Searching for Simple Abundance
by Faith R. Foyil

I was trying to pour tea while refereeing a Go-Bot Transformer toy battle between my two young sons. It was December 1997. My sister-in-law had just presented me with a copy of Sarah Ban Breathnach’s Simple Abundance: A Daybook of Comfort and Joy.

“You must read this” she said, a “get a life” message hidden behind the surface of her encouraging smile.

A few months later I remembered the book. It was cowering in my kids’ bookshelf somewhere between Where the Wild Things Are and Jungle Book.

I managed to skim a few chapters. The book talks about finding “the Sacred in the ordinary, the Mystical in the mundane” and explains how to “encounter everyday epiphanies.”

Ms. Breathnach was right. I should be “taking stock in (my) life” and trying to concentrate on “new beginnings and cherished memories”. I sure needed to rediscover some “comfort and joy” in my mysteriously chaotic Stay-at-Home Mother world. I vowed to keep a one-week, daily journal of my “simple abundances”.


Monday morning 8 am

A new day dawns. No matter how tiring the past 24 hours, here’s a chance for a fresh start.

I am awakened at 5:47 am by the five- year-old screaming “I’m going to kill you” to his two-year-old brother. The latter flings himself on my bed, accidentally digging his elbow into my pre-menstrual boob. Morning? Or is it mourning? Only kidding, God.

At least I don’t have to set alarm clocks.

I make a cup of herbal tea but forget to drink it after spending 20 minutes hunting for the two-year-old’s favorite stuffed animal. “Giraffe” turns up in the kitchen trash, his mouth covered in toothpaste. The five-year-old is nowhere to be seen.


Monday afternoon 4 pm

Decide to concentrate on the simple satisfaction we get from our senses, focusing on “smell”. I savor the scrumptious aroma of an oatmeal loaf baking in the bread machine. There’s a quick whiff of “Romance” by Ralph Lauren, still faintly lingering on my wrist despite the day’s hectic activities.

I hug a floral-scented cuddle blanket as it’s pulled from the drier, fondly pat the five-year-old’s “No More Tears” hair, catch a sniff of the two-year-old’s grubby, little hand clutching a soggy vanilla wafer, smell a…

Yuck! Time for a diaper change.


Wednesday Evening

Mealtimes serve an intricate role in uniting the family. I have prepared a healthy batch of spaghetti sauce chock full of nature’s bounty-- carrots, zucchini and lots of fragrant garlic.

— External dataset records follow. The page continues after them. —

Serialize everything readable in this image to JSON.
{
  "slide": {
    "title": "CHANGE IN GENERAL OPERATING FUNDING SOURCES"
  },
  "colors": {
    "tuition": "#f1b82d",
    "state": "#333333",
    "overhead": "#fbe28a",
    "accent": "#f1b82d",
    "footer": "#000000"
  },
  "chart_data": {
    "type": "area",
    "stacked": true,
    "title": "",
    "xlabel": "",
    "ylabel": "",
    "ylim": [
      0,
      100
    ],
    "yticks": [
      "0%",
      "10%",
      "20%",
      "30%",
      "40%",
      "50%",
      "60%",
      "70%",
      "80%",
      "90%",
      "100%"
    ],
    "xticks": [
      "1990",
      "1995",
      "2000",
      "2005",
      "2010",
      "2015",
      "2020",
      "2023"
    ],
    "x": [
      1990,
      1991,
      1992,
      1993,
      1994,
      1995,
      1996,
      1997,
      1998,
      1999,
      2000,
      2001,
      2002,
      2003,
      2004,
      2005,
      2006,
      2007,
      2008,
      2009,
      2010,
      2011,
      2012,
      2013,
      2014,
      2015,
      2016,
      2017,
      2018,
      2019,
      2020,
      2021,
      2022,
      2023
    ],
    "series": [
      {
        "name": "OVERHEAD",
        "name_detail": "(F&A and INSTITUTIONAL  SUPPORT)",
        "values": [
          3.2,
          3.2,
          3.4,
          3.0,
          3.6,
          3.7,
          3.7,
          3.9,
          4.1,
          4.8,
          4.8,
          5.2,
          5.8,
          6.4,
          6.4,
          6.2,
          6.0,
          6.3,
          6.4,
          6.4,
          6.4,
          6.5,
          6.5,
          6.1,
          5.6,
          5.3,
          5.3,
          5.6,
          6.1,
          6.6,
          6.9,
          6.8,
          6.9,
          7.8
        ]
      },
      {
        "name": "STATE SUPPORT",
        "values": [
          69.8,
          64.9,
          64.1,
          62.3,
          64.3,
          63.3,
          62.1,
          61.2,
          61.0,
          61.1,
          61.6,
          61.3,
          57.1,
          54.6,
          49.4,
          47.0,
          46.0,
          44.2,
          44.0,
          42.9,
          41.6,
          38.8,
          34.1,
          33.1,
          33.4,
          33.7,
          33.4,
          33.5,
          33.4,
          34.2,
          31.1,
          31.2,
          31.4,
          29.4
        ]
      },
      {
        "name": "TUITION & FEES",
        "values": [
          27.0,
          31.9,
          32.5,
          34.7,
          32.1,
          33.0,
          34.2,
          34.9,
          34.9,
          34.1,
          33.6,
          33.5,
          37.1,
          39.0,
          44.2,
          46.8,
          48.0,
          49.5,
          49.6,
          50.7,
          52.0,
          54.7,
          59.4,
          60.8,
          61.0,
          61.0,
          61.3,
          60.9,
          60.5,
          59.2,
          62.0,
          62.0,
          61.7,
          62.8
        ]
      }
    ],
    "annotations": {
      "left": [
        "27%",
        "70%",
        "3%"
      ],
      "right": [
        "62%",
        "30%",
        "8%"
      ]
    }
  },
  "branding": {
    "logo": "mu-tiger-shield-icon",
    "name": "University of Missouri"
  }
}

The five-year-old freaks out because of the green bits in the sauce and begs for cereal. The two-year-old, at least, eats greedily with all 10 fingers; he’d use his toes if he could. He flings spaghetti sauce on the wall, floor, refrigerator and my new $55 Liz Claiborne blouse.


Bedtime Thursday night

A warm bath – finally! I can’t think of a more “simply abundant” treat at the end of a long day. A sea of soap bubbles, a warm wash cloth draped on the back like a nautical heating pad, a favorite book, the joy of reclining and submerging the torso.

The kids tell me it’s great and I should try it sometime.


Saturday Night

Wanted to write yesterday but was too busy trying to appreciate the SIMPLE ABUNDANCE of nobody being maimed for life when the bathroom ceiling caved in (the new roof should have been finished before the thunderstorm but the crew didn’t anticipate termites). There was the untimely demise of Brownie the Guinea Pig, a broken lawn motor blade (unrelated incidents), as well as a torn refrigerator door seal.

Tried unsuccessfully today to find one lousy minute to reflect on anything simple or abundant or whatever while attempting to thwart my five-year-old in his quest to dig up Speedy the Goldfish to “see what he looked like dead.”

Wasted precious time searching for car keys which vanished after a trip to the supermarket. Argued on the phone with a repair guy over a four-hour air conditioner maintenance charge following last month’s actual 15 minute visit. Lamented over the ruined Claiborne blouse. Never use chlorine bleach on a poly/cotton blend.

I am truly, truly grateful for so much. Like being alive, having my health and discovering our missing January phone bill inside the deceased Guinea Pig’s bag of pellets. I try to find comfort and joy in the fact that the kids went to bed after only three books, two songs and a drink (sprinkled on the bedroom carpet while I struggled to re-affix Buzz Lightyear’s shield).

I think I’ll make myself a cup of hot milk. It’s simple. It’s abundant. I’m sure my car keys will turn up before mourning, err, morning.